Analysis of the functional consequences of the Ala320Pro mutation revealed that the secretion of the mutant enzyme was reduced to 25% of the wild-type enzyme (Fig. 2B) and the isolated mutant protein showed no detectable activity (Fig. 2A). These data demonstrate that the Ala320Pro mutation drastically impacts or, more likely, completely abolishes ST3Gal-III function.

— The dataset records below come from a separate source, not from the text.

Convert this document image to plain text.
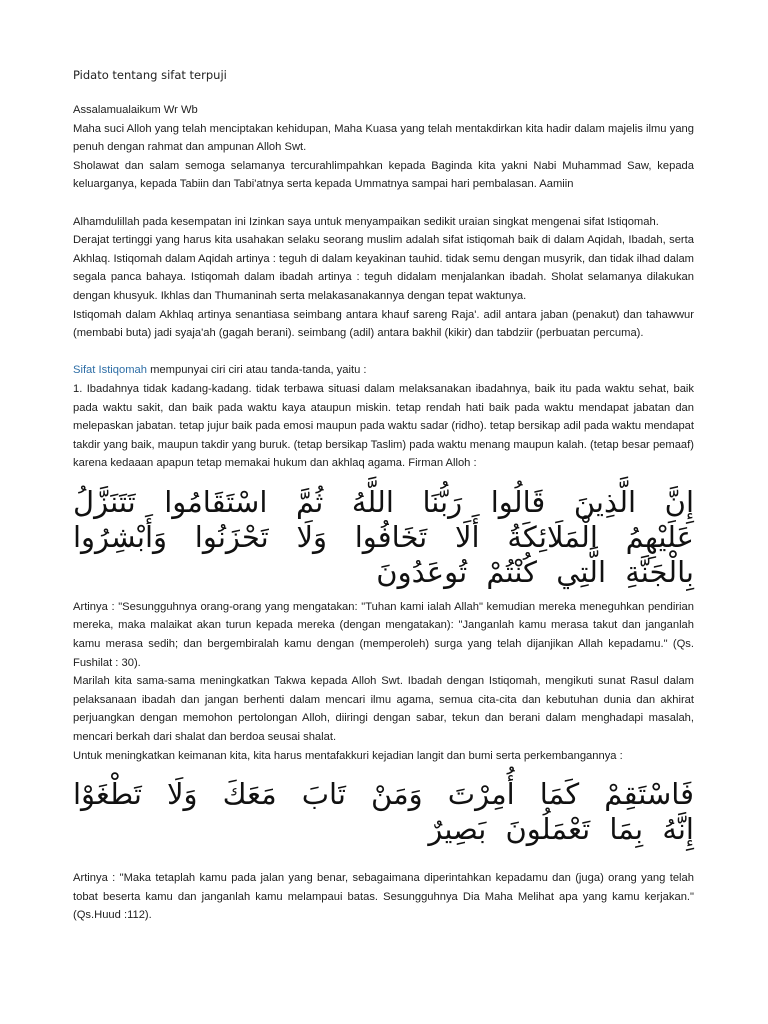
Pidato tentang sifat terpuji

Assalamualaikum Wr Wb

Maha suci Alloh yang telah menciptakan kehidupan, Maha Kuasa yang telah mentakdirkan kita hadir dalam majelis ilmu yang penuh dengan rahmat dan ampunan Alloh Swt.

Sholawat dan salam semoga selamanya tercurahlimpahkan kepada Baginda kita yakni Nabi Muhammad Saw, kepada keluarganya, kepada Tabiin dan Tabi'atnya serta kepada Ummatnya sampai hari pembalasan. Aamiin

Alhamdulillah pada kesempatan ini Izinkan saya untuk menyampaikan sedikit uraian singkat mengenai sifat Istiqomah.

Derajat tertinggi yang harus kita usahakan selaku seorang muslim adalah sifat istiqomah baik di dalam Aqidah, Ibadah, serta Akhlaq. Istiqomah dalam Aqidah artinya : teguh di dalam keyakinan tauhid. tidak semu dengan musyrik, dan tidak ilhad dalam segala panca bahaya. Istiqomah dalam ibadah artinya : teguh didalam menjalankan ibadah. Sholat selamanya dilakukan dengan khusyuk. Ikhlas dan Thumaninah serta melakasanakannya dengan tepat waktunya.

Istiqomah dalam Akhlaq artinya senantiasa seimbang antara khauf sareng Raja'. adil antara jaban (penakut) dan tahawwur (membabi buta) jadi syaja'ah (gagah berani). seimbang (adil) antara bakhil (kikir) dan tabdziir (perbuatan percuma).

Sifat Istiqomah mempunyai ciri ciri atau tanda-tanda, yaitu :

1. Ibadahnya tidak kadang-kadang. tidak terbawa situasi dalam melaksanakan ibadahnya, baik itu pada waktu sehat, baik pada waktu sakit, dan baik pada waktu kaya ataupun miskin. tetap rendah hati baik pada waktu mendapat jabatan dan melepaskan jabatan. tetap jujur baik pada emosi maupun pada waktu sadar (ridho). tetap bersikap adil pada waktu mendapat takdir yang baik, maupun takdir yang buruk. (tetap bersikap Taslim) pada waktu menang maupun kalah. (tetap besar pemaaf) karena kedaaan apapun tetap memakai hukum dan akhlaq agama. Firman Alloh :

إِنَّ الَّذِينَ قَالُوا رَبُّنَا اللَّهُ ثُمَّ اسْتَقَامُوا تَتَنَزَّلُ عَلَيْهِمُ الْمَلَائِكَةُ أَلَا تَخَافُوا وَلَا تَحْزَنُوا وَأَبْشِرُوا بِالْجَنَّةِ الَّتِي كُنْتُمْ تُوعَدُونَ

Artinya : "Sesungguhnya orang-orang yang mengatakan: "Tuhan kami ialah Allah" kemudian mereka meneguhkan pendirian mereka, maka malaikat akan turun kepada mereka (dengan mengatakan): "Janganlah kamu merasa takut dan janganlah kamu merasa sedih; dan bergembiralah kamu dengan (memperoleh) surga yang telah dijanjikan Allah kepadamu." (Qs. Fushilat : 30).

Marilah kita sama-sama meningkatkan Takwa kepada Alloh Swt. Ibadah dengan Istiqomah, mengikuti sunat Rasul dalam pelaksanaan ibadah dan jangan berhenti dalam mencari ilmu agama, semua cita-cita dan kebutuhan dunia dan akhirat perjuangkan dengan memohon pertolongan Alloh, diiringi dengan sabar, tekun dan berani dalam menghadapi masalah, mencari berkah dari shalat dan berdoa seusai shalat.

Untuk meningkatkan keimanan kita, kita harus mentafakkuri kejadian langit dan bumi serta perkembangannya :

فَاسْتَقِمْ كَمَا أُمِرْتَ وَمَنْ تَابَ مَعَكَ وَلَا تَطْغَوْا إِنَّهُ بِمَا تَعْمَلُونَ بَصِيرٌ

Artinya : "Maka tetaplah kamu pada jalan yang benar, sebagaimana diperintahkan kepadamu dan (juga) orang yang telah tobat beserta kamu dan janganlah kamu melampaui batas. Sesungguhnya Dia Maha Melihat apa yang kamu kerjakan." (Qs.Huud :112).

Four patients with WS and severe psychomotor retardation were investigated by linkage analysis followed by exome sequencing. This analysis revealed a homozygous missense mutation in the ST3GAL3 gene. ST3GAL3 encodes a member of the family of sialyltransferases (STs) which in humans comprises 20 enzymes (Harduin-Lepers et al., 2001). All STs use cytidinmonophophate (CMP) activated-sialic acid as donor substrate; however, they vary with respect to the recognized acceptor and the type of glycosidic linkage formed (Harduin-Lepers et al., 2001; Audry et al., 2011). The six STs of the ST3Gal subfamily transfer sialic acids in α2,3-linkage to galactose, and four of them, including ST3Gal-III, are involved in the synthesis of sialyl-Lewis (sLea and sLex) epitopes (Kono et al., 1997; Ellies et al., 2002). Although well known for their role in the leukocyte adhesion cascade, sialyl-Lewis epitopes have only recently been implicated in brain development through the identification of homozygous ST3GAL3 mutations in patients with nonsyndromic autosomal recessive intellectual disability (Hu et al., 2011). These mutations were localized outside the highly conserved sialyl-motifs and caused no clinical symptoms apart from intellectual disability. In contrast, the Ala320Pro mutation reported in the current study localizes in the functionally essential sialyl-motif S and fully destroys the enzymatic activity. In the mouse, ST3Gal-II and ST3Gal-III are responsible for nearly all of the terminal sialylation of brain gangliosides (Sturgill et al., 2012).
Therefore, the ST3GAL3 gene now joins the list of WS-associated genes by an as yet unknown mechanism. The present report underscores the usefulness of linkage analysis followed by exome sequencing in disease causing gene identification in small, consanguineous families.
We are grateful to Noa Cohen, Rachel Dahan, Michal Meimon, and Maike Hartmann for excellent technical assistance. This work was supported by the Hannover Biomedical Research School (HBRS) and by the Joint Research fund of the Hebrew university and Hadassah Medical Organization.
None of the authors has any conflict of interest to disclose. We confirm that we have read the Journal’s position on issues involved in ethical publication and affirm that this report is consistent with those guidelines.